The work has basically fallen to myself and the practice nurse, the doctors haven't really engaged with it…the first [GP partner] who came with me she was very cynical and very critical and I found that challenging because I wasn't want to carry the sole responsibility, that was a struggle to the practice to begin with to have, we brought the wrong one [GP partner] along. [Practice Manager 3]
The main challenge was keeping the rest of the team inspired, pulling the team on board was difficult…if it is going to fail it's going to fail because we just can't all get together, that is just not achievable. [Practice Manager 2]
Feeding back things from learning events to the rest of the team, feeding that back to the wider practice group…coming back to a busy practice back into all the time constraints and all the demands on your time to then try and pass on that energy is extremely difficult, that's where a lot of it falters, it is actually very, very difficult to pass that onto the wider group. [GP 4]

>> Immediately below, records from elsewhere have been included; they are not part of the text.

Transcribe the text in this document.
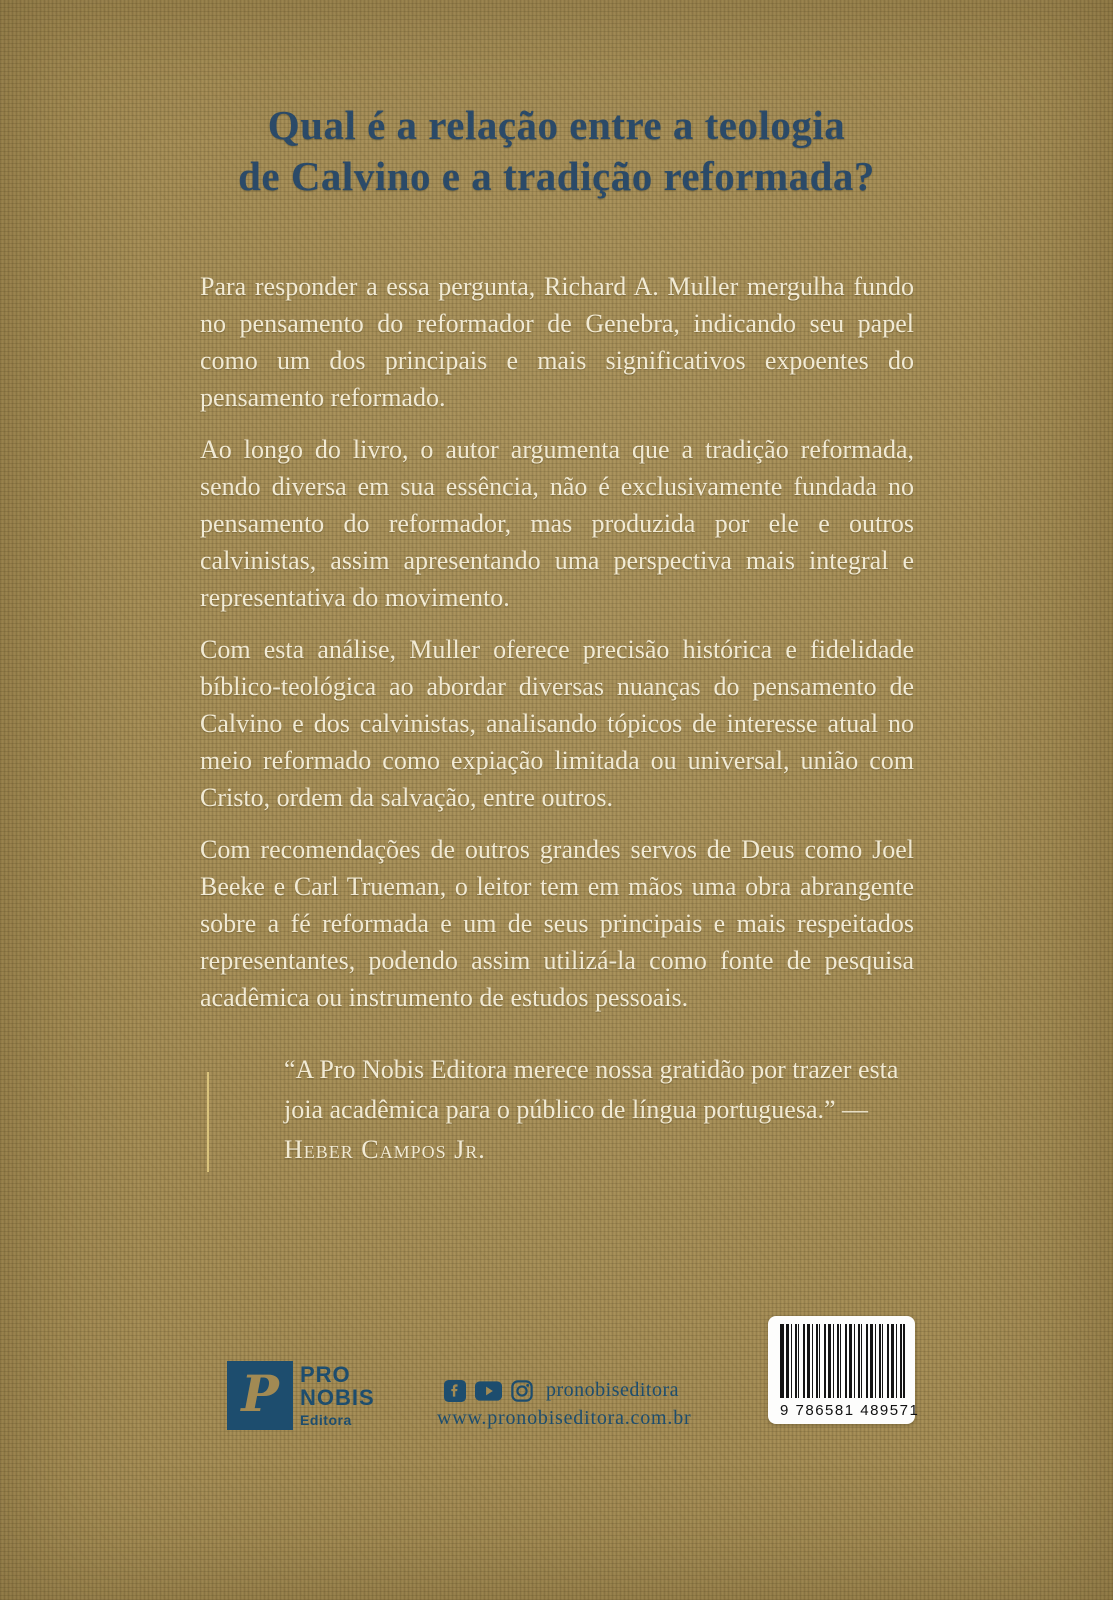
Qual é a relação entre a teologia
de Calvino e a tradição reformada?

Para responder a essa pergunta, Richard A. Muller mergulha fundo no pensamento do reformador de Genebra, indicando seu papel como um dos principais e mais significativos expoentes do pensamento reformado.

Ao longo do livro, o autor argumenta que a tradição reformada, sendo diversa em sua essência, não é exclusivamente fundada no pensamento do reformador, mas produzida por ele e outros calvinistas, assim apresentando uma perspectiva mais integral e representativa do movimento.

Com esta análise, Muller oferece precisão histórica e fidelidade bíblico-teológica ao abordar diversas nuanças do pensamento de Calvino e dos calvinistas, analisando tópicos de interesse atual no meio reformado como expiação limitada ou universal, união com Cristo, ordem da salvação, entre outros.

Com recomendações de outros grandes servos de Deus como Joel Beeke e Carl Trueman, o leitor tem em mãos uma obra abrangente sobre a fé reformada e um de seus principais e mais respeitados representantes, podendo assim utilizá-la como fonte de pesquisa acadêmica ou instrumento de estudos pessoais.

“A Pro Nobis Editora merece nossa gratidão por trazer esta joia acadêmica para o público de língua portuguesa.” — Heber Campos Jr.
P PRO
NOBIS
Editora
pronobiseditora
www.pronobiseditora.com.br	9 786581 489571
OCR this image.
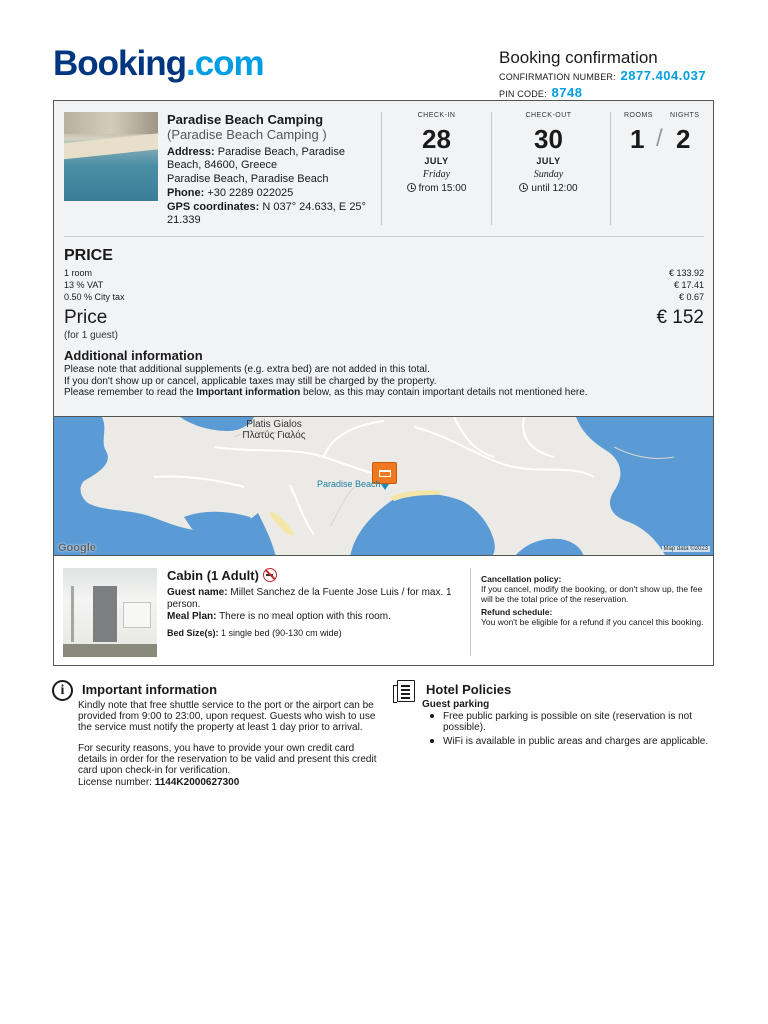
Booking.com	Booking confirmation
CONFIRMATION NUMBER: 2877.404.037
PIN CODE: 8748
Paradise Beach Camping
(Paradise Beach Camping )

Address: Paradise Beach, Paradise Beach, 84600, Greece

Paradise Beach, Paradise Beach

Phone: +30 2289 022025

GPS coordinates: N 037° 24.633, E 25° 21.339

CHECK-IN
28
JULY
Friday
from 15:00
CHECK-OUT
30
JULY
Sunday
until 12:00
ROOMS NIGHTS
1 / 2
PRICE
1 room	€ 133.92
13 % VAT	€ 17.41
0.50 % City tax	€ 0.67
Price	€ 152
(for 1 guest)
Additional information
Please note that additional supplements (e.g. extra bed) are not added in this total.
If you don't show up or cancel, applicable taxes may still be charged by the property.
Please remember to read the Important information below, as this may contain important details not mentioned here.
Platis Gialos
Πλατύς Γιαλός
Paradise Beach
Google	Map data ©2023
Cabin (1 Adult)

Guest name: Millet Sanchez de la Fuente Jose Luis / for max. 1 person.

Meal Plan: There is no meal option with this room.

Bed Size(s): 1 single bed (90-130 cm wide)

Cancellation policy:
If you cancel, modify the booking, or don't show up, the fee will be the total price of the reservation.
Refund schedule:
You won't be eligible for a refund if you cancel this booking.
i	Important information

Kindly note that free shuttle service to the port or the airport can be provided from 9:00 to 23:00, upon request. Guests who wish to use the service must notify the property at least 1 day prior to arrival.

For security reasons, you have to provide your own credit card details in order for the reservation to be valid and present this credit card upon check-in for verification.

License number: 1144K2000627300

Hotel Policies
Guest parking
Free public parking is possible on site (reservation is not possible).
WiFi is available in public areas and charges are applicable.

The amount of money given to us to pay for back fill didn't pay for a quarter of the back fill, and it costs money to take people out to have meetings, it would have been easier to release time if I had more money to put in locum provision. [Practice Manager 4]
Improvements to patient care systems
Improvements in care bundle data collection methods and the reliability of related systems were reported by most practices over the course of the programme (see online supplementary appendix 2 for examples), but this was an evolving process that was strongly dependent on closer working arrangements between clinical and administrative staff. These changes reportedly led to a number of improvements, including: enhanced systematic monitoring of patients (eg, blood tests and side effects) and documentation; greater personal vigilance when, for example, handling repeat medication prescriptions and the prescribing of antibiotics; developing more robust systems for managing laboratory test results for patients; and more proactive patient contact, education and involvement in their care, including checking understanding of medication regimes and how to seek further support.
A majority of practices reported that they were now gradually providing safer, more reliable care for patients with heart failure or left ventricular systolic dysfunction (LVSD). They indicated that programme participation had enabled them to identify suboptimal care in these areas and take action such as: clean up-related patient registers and improve identification of patients with LVSD; optimise heart failure management through specialist clinics leading to reported improvements in, for example, New York Heart Association (NYHA), recording and increased pneumococcal vaccinations; implement more robust monitoring of medications and improved patient contacts and care education.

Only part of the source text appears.